Rafael Nadal mowed down Tomáš Berdych, 6-3, 7-5, 6-4, with nary a grass stain on his white shorts. He dirtied them only when he collapsed onto his back after his winning cross-court forehand, then did a somersault that delighted the record 32,036-spectator crowd.
The first time Nadal won at the All-England Club, in 2008, he beat Federer in a five-set, four-hour, 48-minute rain-interrupted marathon, the longest Wimbledon final in history. Last week John Isner outlasted Nicolas Mahut in the longest match in history, a three-day, 11-hour, five-minute epic that ended with a 70-68 final set.
Last year Nadal had to withdraw from Wimbledon to let his tendinitis-wracked knees heal. From his sofa in Mallorca, Spain, he watched Federer win a sixth Wimbledon title. He felt helpless. He had been on the ascendancy for more than a year against Federer when his knees said “No mas.”
“Having this trophy in my hands is just more than a dream,” Nadal said. “For sure after not an easy year for me. To be back in my favorite tournament and play well another time, and not only play well, but finish with the trophy is amazing for me.”
Nadal again won the difficult French Open/Wimbledon double, which Borg did in 1978, 1979 and 1980. The next challenge, after Nadal goes home to receive treatment on his knees, is the US Open, which he has never won. He needs to show his durability in the last Slam of the season. Federer has won it five times.

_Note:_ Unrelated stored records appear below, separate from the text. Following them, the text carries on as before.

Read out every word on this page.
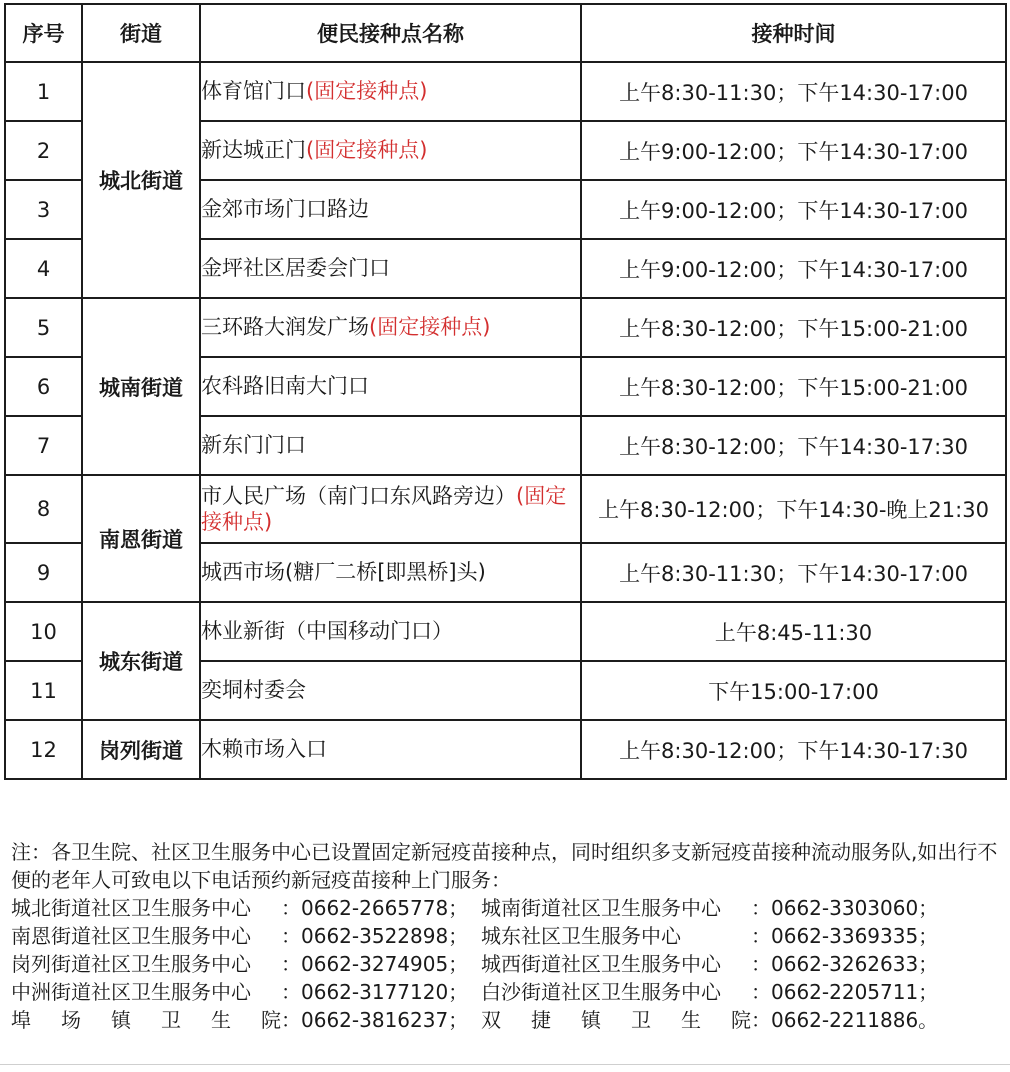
序号	街道	便民接种点名称	接种时间
1	城北街道	体育馆门口(固定接种点)	上午8:30-11:30；下午14:30-17:00
2		新达城正门(固定接种点)	上午9:00-12:00；下午14:30-17:00
3		金郊市场门口路边	上午9:00-12:00；下午14:30-17:00
4		金坪社区居委会门口	上午9:00-12:00；下午14:30-17:00
5	城南街道	三环路大润发广场(固定接种点)	上午8:30-12:00；下午15:00-21:00
6		农科路旧南大门口	上午8:30-12:00；下午15:00-21:00
7		新东门门口	上午8:30-12:00；下午14:30-17:30
8	南恩街道	市人民广场（南门口东风路旁边）(固定接种点)	上午8:30-12:00；下午14:30-晚上21:30
9		城西市场(糖厂二桥[即黑桥]头)	上午8:30-11:30；下午14:30-17:00
10	城东街道	林业新街（中国移动门口）	上午8:45-11:30
11		奕垌村委会	下午15:00-17:00
12	岗列街道	木赖市场入口	上午8:30-12:00；下午14:30-17:30
注：各卫生院、社区卫生服务中心已设置固定新冠疫苗接种点，同时组织多支新冠疫苗接种流动服务队,如出行不便的老年人可致电以下电话预约新冠疫苗接种上门服务：
城北街道社区卫生服务中心	：0662-2665778； 城南街道社区卫生服务中心	：0662-3303060；
南恩街道社区卫生服务中心	：0662-3522898； 城东社区卫生服务中心	：0662-3369335；
岗列街道社区卫生服务中心	：0662-3274905； 城西街道社区卫生服务中心	：0662-3262633；
中洲街道社区卫生服务中心	：0662-3177120； 白沙街道社区卫生服务中心	：0662-2205711；
埠场镇卫生院 ：0662-3816237； 双捷镇卫生院 ：0662-2211886。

But Nadal is better than ever. His game has more nuances. He used to play the role of wall, staying behind the baseline, getting everything back and driving his opponents into an exhausted state of frustration. Now he moves forward. He attacks. He has improved his serve. He doesn’t run around his backhand as often. He volleys with confidence.
Nadal neutralized Berdych’s power game, and windy conditions didn’t help Berdych, who had trouble adjusting to the lefty angles of Nadal. He often had to lunge for shots.
Berdych had a chance to turn the tide in the first game of the second set, but he could not convert on three break points. He had only four the entire match.
Nadal has a long way to go, but in winning his eighth Grand Slam, he tied with Andre Agassi, Jimmy Connors, Ivan Lendl, Fred Perry and Ken Rosewall on the all-time list. Federer, 28, has won 16. But Nadal is on a faster pace, having won No. 8 a month after he turned 24 while Federer won No. 8—at Wimbledon 2006—a month before he turned 25.
For the first time in eight years, Roger Federer was not on Centre Court for the Sunday climax. The 16-time Grand Slam champion’s quarterfinal loss at Wimbledon, following seven consecutive appearances in the final, dropped him one spot. Federer fell to No. 3 in the ATP rankings, the first time since November 2003 he’s been that low. He trails No. 1 Rafael Nadal and new No. 2 Novak Djokovic.Federer was No. 1 earlier this season, but he was overtaken in the rankings by Nadal on June 7, after the French Open. Nadal won his fifth title at Roland Garros, while Federer lost in the quarterfinals there, too. That left Federer one week shy of tying Pete Sampras’ career record of 286 total weeks at No. 1.
Runner-up Tomas Berdych, who upset Federer and Djokovic, climbed from 13th to a career-high No. 8 by reaching his first Grand Slam final.